The most common form of the DNA double helix in aqueous environments. In this form, the bases are perpendicular to the axis of the helix.

Syn conformation

Nucleotides can exist in two conformations, anti or syn, depending upon rotation of the base around the glycosidic bond. In order for normal base pairing to occur in DNA, the nucleotide is usually in the anti conformation.

DT40 cells

A B cell line derived from an avian leukosis virus-induced bursal lymphoma in a white leghorn chicken.

SOS response

Following DNA damage to Escherichia coli, and a few related species of bacteria, 40–50 genes are induced, including several DNA repair proteins. This is known as the SOS response.

Replication factories

The clustering of replication and repair proteins into discrete subnuclear foci, which are visible under the light microscope, suggests that multiple replication forks can group together in what has been termed a replication factory.

PCNA

(Proliferating cell nuclear antigen).

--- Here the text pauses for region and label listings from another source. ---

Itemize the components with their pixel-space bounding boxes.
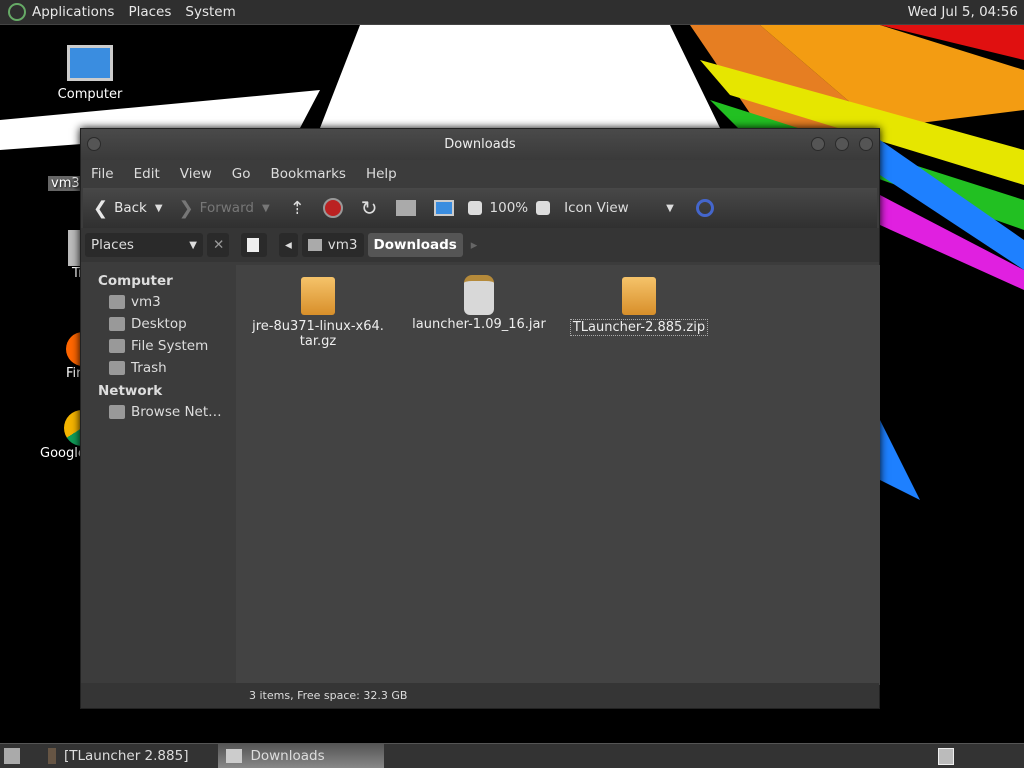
menu-go[interactable]: Go bbox=[232, 166, 251, 182]
menu-file[interactable]: File bbox=[91, 166, 114, 182]
home-icon bbox=[109, 295, 125, 309]
sidebar-item-browse-network[interactable]: Browse Net… bbox=[81, 401, 234, 423]
window-title: Downloads bbox=[444, 137, 516, 152]
home-icon bbox=[307, 239, 322, 251]
chevron-down-icon: ▼ bbox=[189, 239, 197, 251]
breadcrumb-right-arrow[interactable]: ▸ bbox=[467, 238, 482, 253]
forward-arrow-icon: ❯ bbox=[178, 197, 194, 219]
show-desktop-icon[interactable] bbox=[4, 748, 20, 764]
close-button[interactable] bbox=[859, 137, 873, 151]
sidebar-heading-computer: Computer bbox=[98, 273, 173, 289]
minimize-button[interactable] bbox=[811, 137, 825, 151]
title-bar[interactable]: Downloads bbox=[81, 129, 879, 160]
toolbar: ❮ Back ▼ ❯ Forward ▼ ⇡ ↻ 100% Icon View ▼ bbox=[83, 188, 877, 228]
view-mode-select[interactable]: Icon View bbox=[564, 200, 658, 216]
edit-icon bbox=[247, 238, 259, 252]
gnome-foot-icon[interactable] bbox=[8, 3, 26, 21]
trash-icon bbox=[109, 361, 125, 375]
close-sidebar-button[interactable]: ✕ bbox=[207, 233, 229, 257]
clock[interactable]: Wed Jul 5, 04:56 bbox=[908, 4, 1018, 20]
window-menu-button[interactable] bbox=[87, 137, 101, 151]
jar-icon bbox=[464, 275, 494, 315]
computer-icon[interactable] bbox=[433, 200, 454, 216]
sidebar-item-desktop[interactable]: Desktop bbox=[81, 313, 234, 335]
sidebar-type-select[interactable]: Places ▼ bbox=[85, 233, 203, 257]
back-arrow-icon: ❮ bbox=[93, 197, 109, 219]
sidebar-item-trash[interactable]: Trash bbox=[81, 357, 234, 379]
zoom-in-icon[interactable] bbox=[536, 201, 551, 215]
computer-icon bbox=[67, 45, 113, 81]
menu-places[interactable]: Places bbox=[128, 4, 171, 20]
file-view[interactable]: jre-8u371-linux-x64. tar.gz launcher-1.0… bbox=[236, 265, 880, 685]
top-panel: Applications Places System Wed Jul 5, 04… bbox=[0, 0, 1024, 25]
menu-bookmarks[interactable]: Bookmarks bbox=[271, 166, 346, 182]
file-item[interactable]: jre-8u371-linux-x64. tar.gz bbox=[248, 277, 388, 349]
breadcrumb-vm3[interactable]: vm3 bbox=[301, 233, 364, 257]
archive-icon bbox=[301, 277, 335, 315]
menu-applications[interactable]: Applications bbox=[32, 4, 114, 20]
location-bar: Places ▼ ✕ ◂ vm3 Downloads ▸ bbox=[81, 228, 879, 262]
file-manager-window: Downloads File Edit View Go Bookmarks He… bbox=[80, 128, 880, 709]
search-icon[interactable] bbox=[695, 199, 714, 217]
desktop-folder-icon bbox=[109, 317, 125, 331]
up-icon[interactable]: ⇡ bbox=[290, 198, 305, 219]
file-item[interactable]: launcher-1.09_16.jar bbox=[409, 275, 549, 332]
back-button[interactable]: ❮ Back bbox=[93, 198, 147, 219]
menu-view[interactable]: View bbox=[180, 166, 212, 182]
status-bar: 3 items, Free space: 32.3 GB bbox=[81, 683, 879, 708]
workspace-switcher[interactable] bbox=[938, 748, 954, 765]
taskbar-item-downloads[interactable]: Downloads bbox=[218, 744, 385, 768]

The trimeric sliding clamp that tethers DNA polymerases and other factors to DNA in a sequence-independent manner, such that they can readily translocate up and down the duplex DNA. The prokaryotic version, which is almost structurally identical, is a dimeric complex called the β-clamp.

Ubiquitin

A 76-amino-acid peptide that can be conjugated to proteins either singly (monoubiquitylation) or in a variety of chains (poly-ubiquitylation). It tags proteins for degradation but is now known to also control cell physiology principally through modulating protein–protein interactions.

SUMO

(Small ubiquitin-like modifier). A post-translation modification related to ubiquitin. Like ubiquitylation, SUMOylation can alter interactions with other proteins.

E3 ubiquitin ligase

An enzyme that catalyses the transfer of ubiquitin from the E2 ubiquitin-conjugating enzyme to the target protein.

E2 ubiquitin-conjugating enzyme

A class of enzymes responsible, in conjunction with an E3 ubiquitin ligase, for attaching ubiquitin to target proteins. Ubiquitin, after activation, is transferred to an E2 ubiquitin-conjugating enzyme, which then interacts with an E3 ubiquitin ligase to effect ubiquitin transfer to the target protein.

RPA

(Replication protein A). Eukaryotic protein that binds specifically to single-stranded DNA.

Activation-induced deaminase

(AID). An enzyme that hydrolytically deaminates cytosines in nucleic acids, resulting in the substitution of cytosines with uracils.

Uracil DNA glycosylase

(UNG). An enzyme that disrupts the glycosidic bond between uracil in DNA and the deoxyribose sugar, generating free uracil and an abasic site in the DNA.

G quadruplex

A class of DNA secondary structure formed in regions of G-rich DNA of the general sequence G_3–5-L_1–7-G_3–5-L_1–7-G_3–5-L_1–7-G_3–5 (where L can be any base). The structures are characterized by stacks of planar arrays of four Hoogsteen-bonded dG bases coordinated by a monovalent metal ion.